Visto con i nostri occhi
Vivere in un campo profughi a Salonnico
L’autrice del pezzo che riportiamo, a cui ne seguiranno altri, si trova a Salonicco, nel nordest della Grecia, ed è volontaria per l’organizzazione Mobile Info Team for Refugees, un’organizzazione no-profit che offre consulenza legale ai richiedenti asilo
26/11/2016

Caterina Rodelli

Quante volte avete pensato “se solo la giornata fosse di 36 ore”? Nel mondo in cui il tempo è una macchina che corre veloce, le giornate sono un accumularsi di impegni, una lotta per arrivare a fine giornata ed essere stati in grado di finire almeno la metà degli obiettivi che ci si era posti.
Quando si vive in un campo profughi in Grecia, invece, il tempo ha tutta un altro sapore. Le giornate non passano mai, è tutta un’attesa, un’estenuante attesa di avere di nuovo possesso della propria vita.
Sono circa sessanta mila le persone che al momento aspettano una risposta dagli Stati Europei, che nel settembre 2015 si sono impegnati a condividere il fardello della crisi dei migranti. La maggior parte sono siriani in fuga dalla guerra, iracheni che scappano dal sedicente Stato Islamico, afghani e pakistani che spesso hanno storie che nessuno ha tempo di ascoltare.
In questa lunga attesa spesso manca un bene fondamentale. Non sono coperte, cibo e nemmeno vestiti. Quello che spesso manca sono soprattutto informazioni.
A dispetto di quello che spesso sembra un facile processo (“rimandiamoli a casa”, “non possono prendere un normale aereo di linea?”), richiedere asilo nei Paesi membri dell’Unione Europea è un insieme di difficili regolamentazioni, cavilli burocratici, documenti che richiedono di essere firmati e controfirmati in tre diversi Paesi. Sicuramente nessun trafficante fa una lezione di diritto europeo in materia di asilo a chi decide di imbarcarsi nel lungo e incerto viaggio verso l’Europa.

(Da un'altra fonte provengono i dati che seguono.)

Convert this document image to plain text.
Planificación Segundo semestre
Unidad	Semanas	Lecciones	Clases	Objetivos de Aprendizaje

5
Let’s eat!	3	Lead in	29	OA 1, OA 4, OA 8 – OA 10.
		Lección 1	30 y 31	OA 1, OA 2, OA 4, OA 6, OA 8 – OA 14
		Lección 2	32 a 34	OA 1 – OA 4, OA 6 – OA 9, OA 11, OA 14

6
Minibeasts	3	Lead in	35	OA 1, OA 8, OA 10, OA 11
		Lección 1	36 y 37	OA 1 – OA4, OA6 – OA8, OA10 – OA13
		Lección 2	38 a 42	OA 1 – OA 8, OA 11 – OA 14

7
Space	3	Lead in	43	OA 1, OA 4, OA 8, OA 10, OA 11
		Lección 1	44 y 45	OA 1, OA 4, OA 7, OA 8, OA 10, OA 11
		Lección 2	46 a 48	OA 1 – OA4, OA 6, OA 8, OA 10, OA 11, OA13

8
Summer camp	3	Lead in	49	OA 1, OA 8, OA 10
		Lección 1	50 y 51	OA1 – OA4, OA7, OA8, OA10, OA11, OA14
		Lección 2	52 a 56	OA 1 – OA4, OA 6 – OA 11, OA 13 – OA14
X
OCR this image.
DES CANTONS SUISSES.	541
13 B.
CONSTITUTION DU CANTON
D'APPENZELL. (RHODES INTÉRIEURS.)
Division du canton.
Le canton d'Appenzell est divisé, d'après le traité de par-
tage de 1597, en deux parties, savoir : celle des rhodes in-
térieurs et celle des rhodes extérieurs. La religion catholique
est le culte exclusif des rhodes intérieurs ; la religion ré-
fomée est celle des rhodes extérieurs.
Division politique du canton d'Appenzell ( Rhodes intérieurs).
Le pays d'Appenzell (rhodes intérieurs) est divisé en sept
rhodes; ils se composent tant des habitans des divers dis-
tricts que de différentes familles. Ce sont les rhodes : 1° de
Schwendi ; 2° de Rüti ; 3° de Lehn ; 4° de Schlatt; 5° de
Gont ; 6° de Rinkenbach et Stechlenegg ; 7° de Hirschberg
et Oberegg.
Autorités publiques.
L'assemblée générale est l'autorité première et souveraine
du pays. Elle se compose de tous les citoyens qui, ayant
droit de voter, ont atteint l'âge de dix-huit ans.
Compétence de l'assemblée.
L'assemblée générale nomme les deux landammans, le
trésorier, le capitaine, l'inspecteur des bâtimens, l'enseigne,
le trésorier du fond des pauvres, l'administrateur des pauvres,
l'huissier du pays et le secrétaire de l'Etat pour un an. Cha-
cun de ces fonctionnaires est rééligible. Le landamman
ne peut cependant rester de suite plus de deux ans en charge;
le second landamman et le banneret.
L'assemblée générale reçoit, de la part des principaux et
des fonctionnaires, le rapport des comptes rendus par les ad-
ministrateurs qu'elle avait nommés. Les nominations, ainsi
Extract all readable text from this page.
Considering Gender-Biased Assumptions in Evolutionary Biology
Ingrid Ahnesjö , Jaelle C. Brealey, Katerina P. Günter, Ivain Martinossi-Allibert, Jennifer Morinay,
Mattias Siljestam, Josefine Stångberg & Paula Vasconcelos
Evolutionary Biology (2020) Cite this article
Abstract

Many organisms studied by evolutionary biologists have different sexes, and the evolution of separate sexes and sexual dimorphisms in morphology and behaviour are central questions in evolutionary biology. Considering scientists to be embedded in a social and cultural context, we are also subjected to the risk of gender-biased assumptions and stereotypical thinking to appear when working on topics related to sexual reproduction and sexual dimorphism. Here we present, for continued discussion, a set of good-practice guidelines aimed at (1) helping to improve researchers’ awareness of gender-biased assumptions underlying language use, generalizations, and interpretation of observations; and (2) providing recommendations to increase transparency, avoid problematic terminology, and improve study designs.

Eppure, rimanere fuori da questo turbine nebbioso di informazioni ha un prezzo molto alto.
L’organizzazione Mobile Info Team è nata nel giugno 2016 con questo proposito: portare a tutti informazioni attendibili, ascoltare dubbi e paure, e quindi dare a chiunque la possibilità di fare decisioni consapevoli, piuttosto che essere succubi dell’attesa. Per essere più chiari, attendere significa essere sbarcati su un’isola greca nel febbraio 2015 e avere il colloquio per richiedere asilo il primo febbraio 2016. Dopo di che attendere altri due o tre mesi perché la tua domanda d’asilo venga esaminata e forse accettata. In questo anno e mezzo d’attesa il mondo fuori dal campo profughi va avanti, ed è importante che nessuno ne venga tagliato fuori.
Qualche giorno fa ho ricevuto un messaggio pieno di ringraziamenti da parte di un ragazzo siriano, richiedente asilo in Germania, che aspetta di essere ricongiunto con suo fratello che è da solo in uno dei campi profughi in Grecia. Non sapeva che ciò fosse possibile. Probabilmente si era dato per scontato che lui lo sapesse, ma niente può essere dato per scontato in questo frangente.